Le président de l'Union des aéroports français et francophones associés (UAF) a déclaré jeudi qu'il n'y aurait pas d'annulations de vols massives en été, mais que le secteur du transport aérien craint « un contre-coup en automne » et demande la suppression du triplement de la taxe sur les billets d'avion.
Un été sous tension
« On passera l'été, mais le secteur ne sortira pas indemne de cette crise énergétique qui s'annonce structurelle », a affirmé Thomas Juin, président de l'UAF, sur RMC. Il a ajouté : « Tout le secteur sortira très fragilisé. Ce qui est à craindre, c'est qu'on subisse le contre-coup à l'automne. » Le secteur a en mémoire l'exemple de 2025, avec « une deuxième vague de suppression de lignes » à l'automne « suite au triplement de la taxe sur les billets d'avion ».
Pas de pénurie de kérosène
Interrogé sur une éventuelle pénurie de kérosène, Thomas Juin a indiqué qu'il n'y avait « aucune crainte » à ce sujet. « On a eu pratiquement un million de sièges supprimés sur nos aéroports français en faisant cette taxe », a-t-il estimé. « On s'achemine vers une situation où on va subir une situation de crise où les compagnies aériennes ont été fragilisées et donc vont être amenées à faire des arbitrages assez sévères sur les aéroports français », a-t-il poursuivi.

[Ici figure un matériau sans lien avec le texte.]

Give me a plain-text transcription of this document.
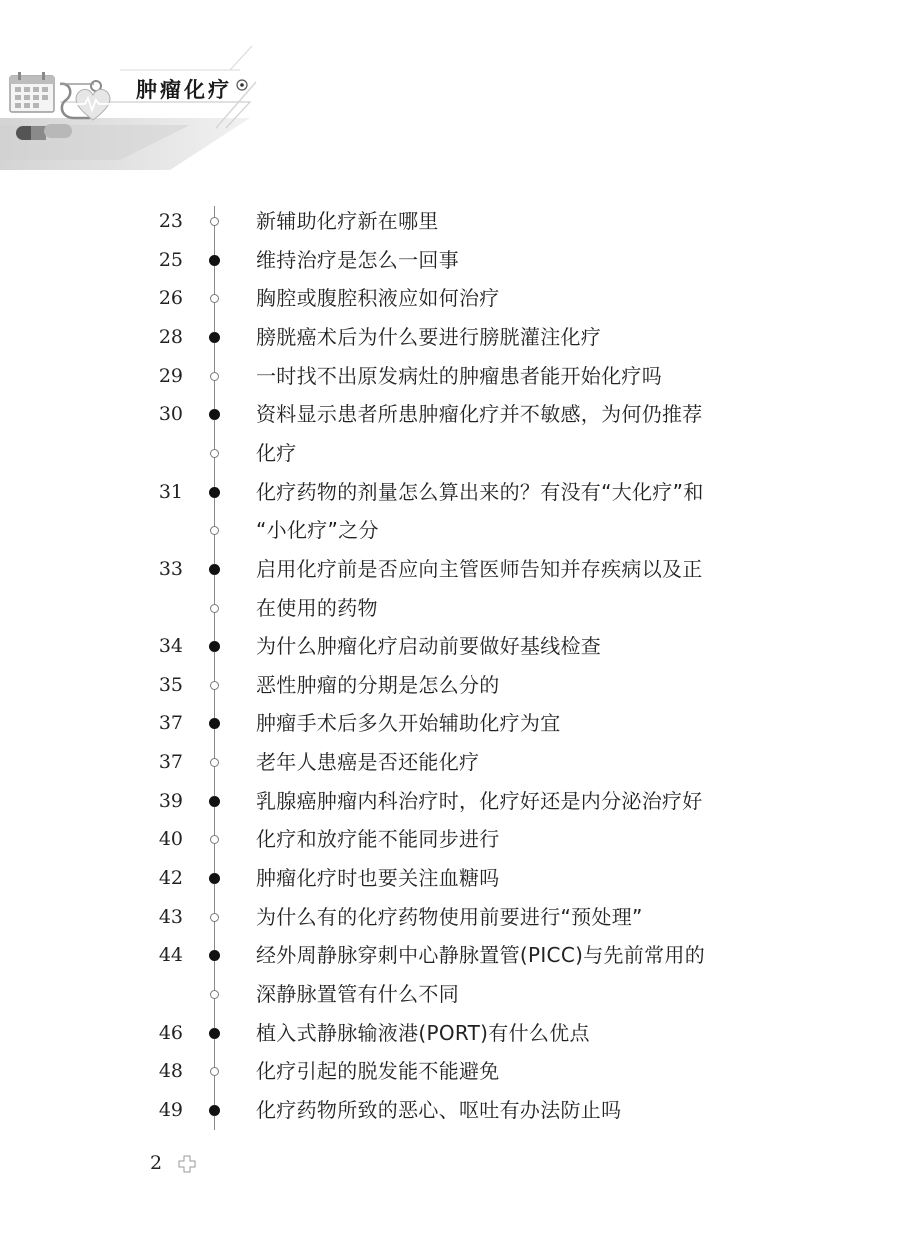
肿瘤化疗
23	新辅助化疗新在哪里
25	维持治疗是怎么一回事
26	胸腔或腹腔积液应如何治疗
28	膀胱癌术后为什么要进行膀胱灌注化疗
29	一时找不出原发病灶的肿瘤患者能开始化疗吗
30	资料显示患者所患肿瘤化疗并不敏感，为何仍推荐
化疗
31	化疗药物的剂量怎么算出来的？有没有“大化疗”和
“小化疗”之分
33	启用化疗前是否应向主管医师告知并存疾病以及正
在使用的药物
34	为什么肿瘤化疗启动前要做好基线检查
35	恶性肿瘤的分期是怎么分的
37	肿瘤手术后多久开始辅助化疗为宜
37	老年人患癌是否还能化疗
39	乳腺癌肿瘤内科治疗时，化疗好还是内分泌治疗好
40	化疗和放疗能不能同步进行
42	肿瘤化疗时也要关注血糖吗
43	为什么有的化疗药物使用前要进行“预处理”
44	经外周静脉穿刺中心静脉置管(PICC)与先前常用的
深静脉置管有什么不同
46	植入式静脉输液港(PORT)有什么优点
48	化疗引起的脱发能不能避免
49	化疗药物所致的恶心、呕吐有办法防止吗
2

Demande de suppression de la taxe
Lors d'une réunion la veille avec le gouvernement, les acteurs de l'aérien ont demandé d'« effacer le triplement de la TSBA », la taxe sur les billets d'avion. Selon Thomas Juin, pour le gouvernement, ce n'était « pas le moment d'aborder ce sujet ». À l'issue de cette réunion, le ministre de l'Économie Roland Lescure a assuré qu'il n'y avait « à priori aucune crainte » de voir une pénurie de kérosène dans le transport aérien en mai et juin, en évoquant « sans doute peu de risque » pour la suite.
La France à la traîne
Contrairement à ses voisins européens, « la France n'a pas retrouvé son niveau d'avant Covid, ce qui n'est pas le cas en Espagne, au Portugal, en Italie où ils sont à plus 15 %, plus 20 % », a déploré Thomas Juin. « Il faut engager une politique fiscale aérienne qui soit pragmatique et qui ne soit pas contre-productive pour notre secteur », a-t-il conclu.